Of the 35 genome assemblies publicly available for Cnidaria, 17 had annotated protein sequence files that were used in this study. These included classes Anthozoa (n = 9), Cubozoa (1), Hydrozoa (2), Myxozoa (3), and Scyphozoa (2) and were downloaded directly from their respective repositories (Supplemental Table 1; available online). To increase taxon sampling, transcriptomic data (Illumina paired-end mRNA reads) from an additional 25 species were downloaded from the NCBI Sequence Read Archive (SRA) and assembled de novo. Among these were species in the classes Cubozoa (4), Hydrozoa (9), Myxozoa (5), and Scyphozoa (4) and Staurozoa (3) (Supplemental Table 2; available online).

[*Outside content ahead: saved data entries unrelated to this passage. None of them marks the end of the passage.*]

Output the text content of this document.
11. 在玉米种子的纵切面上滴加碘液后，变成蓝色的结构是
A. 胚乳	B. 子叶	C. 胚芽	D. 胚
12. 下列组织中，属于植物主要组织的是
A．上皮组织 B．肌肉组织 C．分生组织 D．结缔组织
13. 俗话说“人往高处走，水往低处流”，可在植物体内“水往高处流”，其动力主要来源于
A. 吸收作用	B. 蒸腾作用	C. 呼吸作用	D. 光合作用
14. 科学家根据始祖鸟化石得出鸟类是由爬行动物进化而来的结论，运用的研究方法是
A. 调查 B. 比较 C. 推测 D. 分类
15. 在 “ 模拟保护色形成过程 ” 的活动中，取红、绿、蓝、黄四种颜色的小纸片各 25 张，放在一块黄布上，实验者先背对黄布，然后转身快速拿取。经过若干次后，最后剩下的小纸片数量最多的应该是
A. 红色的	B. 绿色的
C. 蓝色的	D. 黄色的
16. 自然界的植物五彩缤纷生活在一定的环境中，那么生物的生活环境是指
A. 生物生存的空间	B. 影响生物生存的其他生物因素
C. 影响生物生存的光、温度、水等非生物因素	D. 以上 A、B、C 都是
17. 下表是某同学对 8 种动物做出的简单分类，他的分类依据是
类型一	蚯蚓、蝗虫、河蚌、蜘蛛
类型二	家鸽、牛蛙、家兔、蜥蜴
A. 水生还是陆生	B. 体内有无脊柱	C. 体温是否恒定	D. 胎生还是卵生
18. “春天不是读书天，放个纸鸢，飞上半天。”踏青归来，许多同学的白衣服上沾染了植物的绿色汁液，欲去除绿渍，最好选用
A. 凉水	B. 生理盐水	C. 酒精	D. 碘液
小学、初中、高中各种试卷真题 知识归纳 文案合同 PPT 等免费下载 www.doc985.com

For de novo transcriptome assemblies, downloaded reads were trimmed for base quality (>Q30) and adapters using BBDuk (Bushnell et al., 2017), and transcripts assembled de novo with Trinity (Haas et al., 2013) using default parameters. The assembled transcripts were then translated to protein sequences using Transdecoder, which included steps for predicting all open reading frames (ORFs), BLASTing of ORFs against the Uniprot/Swissprot database (release date March 2021), and retaining the best protein models for each transcript. For transcriptome assemblies from the endoparasitic myxozoan species, contamination from host tissue (fish or annelid) is likely to be present in the pool of reads, as observed for mRNA-based assemblies from parasitic copepods (Graham and Barreto, 2020). We hence filtered the myxozoan assemblies by identifying transcripts assembled from potential host RNA. We prepared a custom BLAST database containing protein sequences from three fish and one annelid obtained from Ensembl. These were Oncorhynchus mykiss (assembly Omyk_1.0, accession GCA_002163495.1), Cyprinus carpio (common_carp_genome, GCA_000951615.2), Sparus aurata (SpaAur1.1, GCA_900880675.1), and Capitella teleta (Capitella telata v1.0, GCA_000328365.1). We then performed BLASTP searches of our assembled myxozoan sequences against this database. Hits that had a match within these potential host sequences, with e-value ≤ 1e-75 and percent identity ≥ 85, were considered contaminant and removed from the assemblies, as used by Yahalomi et al. (2020).
Includes all transcriptomes used in this study - both de novo generated and from other sources. There are also all individual "mitochondrion", "hypoxia", and "stress" hits for myxozoans (3 excel files).